Nada nos salva da morte. Enquanto vivemos, sem que nossa consciência tenha acesso a este inevitável destino, somos impelidos a nos reproduzir, deixando que nossa herança genética passe para as próximas gerações. A ciência mostra que, apesar de termos nos distanciados das outras espécies vivas com uma consciência, linguagem e o registro da nossa história por meio da escrita, somos apenas mais um galho nessa imensa árvore da vida – onde estão as bactérias, as plantas e os grandes mamíferos. Tivemos todos a mesma misteriosa origem há 450 milhões de anos, quando a vida surgiu. Tudo que tem vida está interligado por meio de uma herança filogenética construída ao longo destes milhares de anos.
Eros e Thanatos – sexualidade e morte – são os dois deuses que regem nossa existência.

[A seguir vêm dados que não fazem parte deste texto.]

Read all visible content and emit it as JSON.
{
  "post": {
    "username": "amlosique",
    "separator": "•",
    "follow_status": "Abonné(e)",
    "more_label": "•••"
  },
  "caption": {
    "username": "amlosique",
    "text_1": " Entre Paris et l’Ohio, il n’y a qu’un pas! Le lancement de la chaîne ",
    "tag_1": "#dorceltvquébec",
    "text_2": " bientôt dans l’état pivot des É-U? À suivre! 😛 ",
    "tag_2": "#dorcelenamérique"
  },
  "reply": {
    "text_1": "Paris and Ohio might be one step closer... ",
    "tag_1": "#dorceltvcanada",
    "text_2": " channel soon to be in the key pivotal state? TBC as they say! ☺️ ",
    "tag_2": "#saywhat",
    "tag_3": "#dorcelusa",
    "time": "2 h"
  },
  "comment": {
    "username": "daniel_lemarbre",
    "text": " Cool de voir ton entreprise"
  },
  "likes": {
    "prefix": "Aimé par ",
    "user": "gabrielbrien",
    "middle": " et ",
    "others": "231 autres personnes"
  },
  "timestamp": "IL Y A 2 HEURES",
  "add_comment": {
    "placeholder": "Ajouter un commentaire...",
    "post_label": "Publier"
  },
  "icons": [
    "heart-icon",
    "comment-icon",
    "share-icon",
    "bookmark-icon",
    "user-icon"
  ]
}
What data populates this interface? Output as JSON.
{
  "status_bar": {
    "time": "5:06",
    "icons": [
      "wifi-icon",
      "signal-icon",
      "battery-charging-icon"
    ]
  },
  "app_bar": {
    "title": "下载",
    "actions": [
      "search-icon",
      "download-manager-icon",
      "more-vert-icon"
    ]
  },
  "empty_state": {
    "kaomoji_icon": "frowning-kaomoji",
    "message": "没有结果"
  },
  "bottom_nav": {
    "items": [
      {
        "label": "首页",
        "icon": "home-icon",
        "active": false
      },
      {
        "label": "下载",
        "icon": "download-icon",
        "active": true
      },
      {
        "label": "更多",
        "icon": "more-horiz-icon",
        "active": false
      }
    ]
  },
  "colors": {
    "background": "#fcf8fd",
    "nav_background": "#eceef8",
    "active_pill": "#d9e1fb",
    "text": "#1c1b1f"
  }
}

Sem ter a mínima ideia no vespeiro que estava mexendo, foram as vozes destes deuses que Freud ouviu através dos sintomas das “suas” histéricas. A princípio, e até por formação, utilizou os rigorosos métodos científicos da época, influenciado por grandes mestres como Charcot e outros. Este rigor científico-investigativo o acompanhou até a sua última obra, acrescido de um valioso estilo de escrita. Entretanto, gradativamente foi percebendo que a ciência era insuficiente para dar conta dos fenômenos psíquicos – pelo menos como a psicologia e a psiquiatria pretendiam — induzindo o sujeito a uma “volta à normalidade”.
Foi buscar na mitologia, nos estudos da história das civilizações e, principalmente, na literatura, saberes que pudessem ajudá-lo na investigação da alma humana. Recomenda, com ênfase, em seu texto A Questão da Análise Leiga estas áreas do conhecimento, tão distantes da medicina, como as principais fontes da formação do analista. Considera, ironicamente, a medicina como uma fonte de resistência à formação do analista — rejeitando a ideia de que a psicanálise estaria condenada a ser um apêndice da medicina.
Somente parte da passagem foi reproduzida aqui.